Kant porte l’idée de liberté plus loin, puisqu’il la situe au-delà des désirs et des passions.

« Supposons que quelqu’un affirme, en parlant de son penchant au plaisir, qu’il lui est tout à fait impossible d’y résister quand se présentent l’objet aimé et l’occasion : si, devant la maison où il rencontre cette occasion, une potence était dressée pour l’y attacher aussitôt qu’il aurait satisfait sa passion, ne triompherait-il pas alors de son penchant ? On ne doit pas chercher longtemps ce qu’il répondrait. Mais demandez-lui si, dans le cas où son prince lui ordonnerait, en le menaçant d’une mort immédiate, de porter un faux témoignage contre un honnête homme qu’il voudrait perdre sous un prétexte plausible, il tiendrait comme possible de vaincre son amour pour la vie, si grand qu’il puisse être. Il n’osera peut-être assurer qu’il le ferait ou qu’il ne le ferait pas, mais il accordera sans hésiter que cela lui est possible. Il juge donc qu’il peut faire une chose, parce qu’il a conscience qu’il doit la faire et reconnaît ainsi en lui la liberté qui, sans la loi morale, lui serait restée inconnue. »
Kant, Critique de la raison pratique (1788. Trad. Picavet, p. 30.)
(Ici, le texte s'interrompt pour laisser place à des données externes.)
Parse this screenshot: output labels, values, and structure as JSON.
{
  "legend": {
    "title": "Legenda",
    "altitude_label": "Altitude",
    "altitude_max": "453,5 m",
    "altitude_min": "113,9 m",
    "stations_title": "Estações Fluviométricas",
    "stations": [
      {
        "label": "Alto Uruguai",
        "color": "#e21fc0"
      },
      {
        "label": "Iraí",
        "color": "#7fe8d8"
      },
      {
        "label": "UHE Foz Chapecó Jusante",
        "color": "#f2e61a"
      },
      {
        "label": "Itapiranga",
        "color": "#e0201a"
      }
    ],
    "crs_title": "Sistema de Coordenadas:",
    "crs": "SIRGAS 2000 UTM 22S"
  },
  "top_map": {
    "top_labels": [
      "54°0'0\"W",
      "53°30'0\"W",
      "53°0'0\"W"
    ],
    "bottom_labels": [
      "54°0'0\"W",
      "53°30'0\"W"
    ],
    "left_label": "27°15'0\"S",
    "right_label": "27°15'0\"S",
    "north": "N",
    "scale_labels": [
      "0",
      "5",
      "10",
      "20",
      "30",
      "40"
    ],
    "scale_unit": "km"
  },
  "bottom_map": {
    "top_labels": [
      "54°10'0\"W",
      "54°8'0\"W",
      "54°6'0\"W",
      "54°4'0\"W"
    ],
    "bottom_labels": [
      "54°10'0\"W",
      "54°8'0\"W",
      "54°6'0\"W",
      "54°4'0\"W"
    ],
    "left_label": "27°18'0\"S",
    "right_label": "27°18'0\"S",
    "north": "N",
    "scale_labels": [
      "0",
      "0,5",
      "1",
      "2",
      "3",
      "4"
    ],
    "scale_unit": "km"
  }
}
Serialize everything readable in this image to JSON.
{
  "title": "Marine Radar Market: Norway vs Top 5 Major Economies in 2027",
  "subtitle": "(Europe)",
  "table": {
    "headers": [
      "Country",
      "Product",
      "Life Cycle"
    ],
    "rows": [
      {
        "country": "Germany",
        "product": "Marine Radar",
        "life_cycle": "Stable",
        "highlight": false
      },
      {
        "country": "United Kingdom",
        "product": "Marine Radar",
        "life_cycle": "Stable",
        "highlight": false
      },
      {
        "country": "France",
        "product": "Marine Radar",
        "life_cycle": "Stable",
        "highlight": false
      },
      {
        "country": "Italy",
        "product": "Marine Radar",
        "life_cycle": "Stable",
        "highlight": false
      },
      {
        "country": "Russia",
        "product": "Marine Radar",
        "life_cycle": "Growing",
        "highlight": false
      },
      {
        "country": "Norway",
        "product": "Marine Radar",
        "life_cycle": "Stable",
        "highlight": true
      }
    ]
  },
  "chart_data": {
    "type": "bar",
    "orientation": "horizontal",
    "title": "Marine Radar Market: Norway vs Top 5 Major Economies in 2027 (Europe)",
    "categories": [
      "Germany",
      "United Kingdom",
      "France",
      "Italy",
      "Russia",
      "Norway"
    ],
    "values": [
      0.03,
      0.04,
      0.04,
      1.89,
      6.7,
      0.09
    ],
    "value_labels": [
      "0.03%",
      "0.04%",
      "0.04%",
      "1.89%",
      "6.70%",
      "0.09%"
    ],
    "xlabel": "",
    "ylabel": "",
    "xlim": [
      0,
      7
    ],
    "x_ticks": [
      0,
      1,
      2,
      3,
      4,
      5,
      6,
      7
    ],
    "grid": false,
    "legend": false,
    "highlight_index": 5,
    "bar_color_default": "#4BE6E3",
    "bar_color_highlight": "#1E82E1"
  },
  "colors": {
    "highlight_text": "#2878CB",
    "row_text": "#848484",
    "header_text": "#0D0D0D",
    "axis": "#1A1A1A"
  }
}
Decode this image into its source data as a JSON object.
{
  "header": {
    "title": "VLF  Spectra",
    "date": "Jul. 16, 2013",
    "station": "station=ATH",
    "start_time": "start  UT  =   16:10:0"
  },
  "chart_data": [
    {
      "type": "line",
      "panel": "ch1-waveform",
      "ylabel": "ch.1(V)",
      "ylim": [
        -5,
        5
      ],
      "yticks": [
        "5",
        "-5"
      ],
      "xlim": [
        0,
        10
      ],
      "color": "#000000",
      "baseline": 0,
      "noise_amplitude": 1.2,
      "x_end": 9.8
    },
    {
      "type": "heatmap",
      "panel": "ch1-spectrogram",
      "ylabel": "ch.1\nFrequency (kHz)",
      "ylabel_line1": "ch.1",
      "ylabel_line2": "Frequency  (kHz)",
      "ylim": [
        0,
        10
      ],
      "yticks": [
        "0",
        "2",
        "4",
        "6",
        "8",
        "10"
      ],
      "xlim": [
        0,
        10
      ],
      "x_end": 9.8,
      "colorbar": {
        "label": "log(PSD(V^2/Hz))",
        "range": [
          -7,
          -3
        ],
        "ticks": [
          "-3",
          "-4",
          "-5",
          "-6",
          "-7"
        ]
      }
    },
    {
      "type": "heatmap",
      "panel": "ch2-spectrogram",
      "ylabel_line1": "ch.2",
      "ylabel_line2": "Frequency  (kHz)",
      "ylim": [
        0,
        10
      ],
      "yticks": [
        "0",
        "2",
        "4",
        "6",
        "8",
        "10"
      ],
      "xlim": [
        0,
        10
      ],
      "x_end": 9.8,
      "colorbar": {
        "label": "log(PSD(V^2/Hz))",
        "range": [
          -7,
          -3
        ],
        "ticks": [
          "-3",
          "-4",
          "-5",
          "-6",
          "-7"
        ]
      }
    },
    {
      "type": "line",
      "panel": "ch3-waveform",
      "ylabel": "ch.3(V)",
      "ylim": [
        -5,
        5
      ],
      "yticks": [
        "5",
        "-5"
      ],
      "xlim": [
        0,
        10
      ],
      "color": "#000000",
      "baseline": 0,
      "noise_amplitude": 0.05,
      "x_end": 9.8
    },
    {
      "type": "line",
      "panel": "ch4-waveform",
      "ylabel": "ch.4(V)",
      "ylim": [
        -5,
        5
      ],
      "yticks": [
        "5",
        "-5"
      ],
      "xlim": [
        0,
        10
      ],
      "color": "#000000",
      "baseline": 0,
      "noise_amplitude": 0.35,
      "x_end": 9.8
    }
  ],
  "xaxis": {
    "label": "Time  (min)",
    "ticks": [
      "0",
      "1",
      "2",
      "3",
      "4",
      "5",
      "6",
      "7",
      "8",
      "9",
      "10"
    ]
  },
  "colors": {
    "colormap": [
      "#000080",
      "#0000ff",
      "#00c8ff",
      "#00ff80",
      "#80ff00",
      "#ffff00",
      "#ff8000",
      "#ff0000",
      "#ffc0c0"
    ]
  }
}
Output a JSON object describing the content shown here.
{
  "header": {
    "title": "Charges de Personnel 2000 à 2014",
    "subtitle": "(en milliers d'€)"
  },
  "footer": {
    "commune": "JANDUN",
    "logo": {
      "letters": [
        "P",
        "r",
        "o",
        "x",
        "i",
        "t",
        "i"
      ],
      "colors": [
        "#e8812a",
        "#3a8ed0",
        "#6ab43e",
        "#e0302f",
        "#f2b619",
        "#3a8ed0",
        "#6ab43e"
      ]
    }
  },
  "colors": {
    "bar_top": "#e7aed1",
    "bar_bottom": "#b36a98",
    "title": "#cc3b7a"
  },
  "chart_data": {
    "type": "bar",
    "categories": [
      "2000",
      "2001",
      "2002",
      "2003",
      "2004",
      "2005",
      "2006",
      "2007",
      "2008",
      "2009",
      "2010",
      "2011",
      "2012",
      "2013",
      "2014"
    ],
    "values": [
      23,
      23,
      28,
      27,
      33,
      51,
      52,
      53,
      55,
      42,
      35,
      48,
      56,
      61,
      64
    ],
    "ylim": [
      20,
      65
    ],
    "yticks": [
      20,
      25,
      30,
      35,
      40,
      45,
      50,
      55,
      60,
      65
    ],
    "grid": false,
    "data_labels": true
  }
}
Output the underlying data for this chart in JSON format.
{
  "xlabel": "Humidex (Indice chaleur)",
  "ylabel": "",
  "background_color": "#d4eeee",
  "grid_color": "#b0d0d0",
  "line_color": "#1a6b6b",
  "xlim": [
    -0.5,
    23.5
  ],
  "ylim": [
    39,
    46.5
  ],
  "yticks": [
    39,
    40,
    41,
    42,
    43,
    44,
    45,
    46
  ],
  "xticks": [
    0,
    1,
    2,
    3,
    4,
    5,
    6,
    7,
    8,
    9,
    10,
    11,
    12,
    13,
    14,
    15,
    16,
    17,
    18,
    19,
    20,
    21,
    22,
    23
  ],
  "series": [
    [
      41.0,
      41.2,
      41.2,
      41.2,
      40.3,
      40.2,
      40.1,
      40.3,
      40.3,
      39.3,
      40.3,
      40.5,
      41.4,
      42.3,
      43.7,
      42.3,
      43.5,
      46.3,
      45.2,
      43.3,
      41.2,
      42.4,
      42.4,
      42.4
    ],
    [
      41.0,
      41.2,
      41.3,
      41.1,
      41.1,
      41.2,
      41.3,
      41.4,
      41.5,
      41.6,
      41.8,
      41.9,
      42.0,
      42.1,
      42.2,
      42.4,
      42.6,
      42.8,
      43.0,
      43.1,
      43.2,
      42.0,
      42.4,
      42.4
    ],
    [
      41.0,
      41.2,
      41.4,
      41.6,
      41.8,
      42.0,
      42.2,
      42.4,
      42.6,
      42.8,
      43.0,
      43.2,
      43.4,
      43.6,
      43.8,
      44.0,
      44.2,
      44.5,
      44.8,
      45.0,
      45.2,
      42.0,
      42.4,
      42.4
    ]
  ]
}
Ainsi, selon Kant, l’homme qui résiste à une passion par peur des conséquences de la loi ou d’une quelconque menace, n’est pas vertueux, il est éventuellement prudent. En revanche, si l’on rechigne à nuire à des innocents au point d’en risquer sa vie, signifie pour Kant, que l’on porte en soi une morale. En conséquence, notre liberté consiste davantage à trouver cette loi morale en soi, plutôt qu’à se laisser déterminer par ses désirs. Cette approche est contre intuitive, car nous n'avons pas en nous de morale, comme il y a des étoiles dans le ciel.

Des questions :
A quelles conditions peut-on se penser libre ?
Porter un gilet jaune, est-ce manifester sa liberté ?
Aimer, ne pas aimer, est-ce témoigner de sa liberté ou suivre les déterminations de nos inclinations ?

Autres citations :
Deux choses remplissent le coeur d'une admiration et d'une vénération toujours nouvelles et toujours croissantes à mesure que la réflexion s'y attache et s'y applique : le ciel étoilé au-dessus de moi et la loi morale en moi. Ces deux choses, je n'ai pas besoin de les chercher et de les conjecturer comme si elles étaient enveloppées de ténèbres ou placées dans une région transcendante en dehors de mon horizon ; je les vois devant moi et je les rattache immédiatement à la conscience de mon existence.
Kant. Critique de la raison pratique. (Conclusion)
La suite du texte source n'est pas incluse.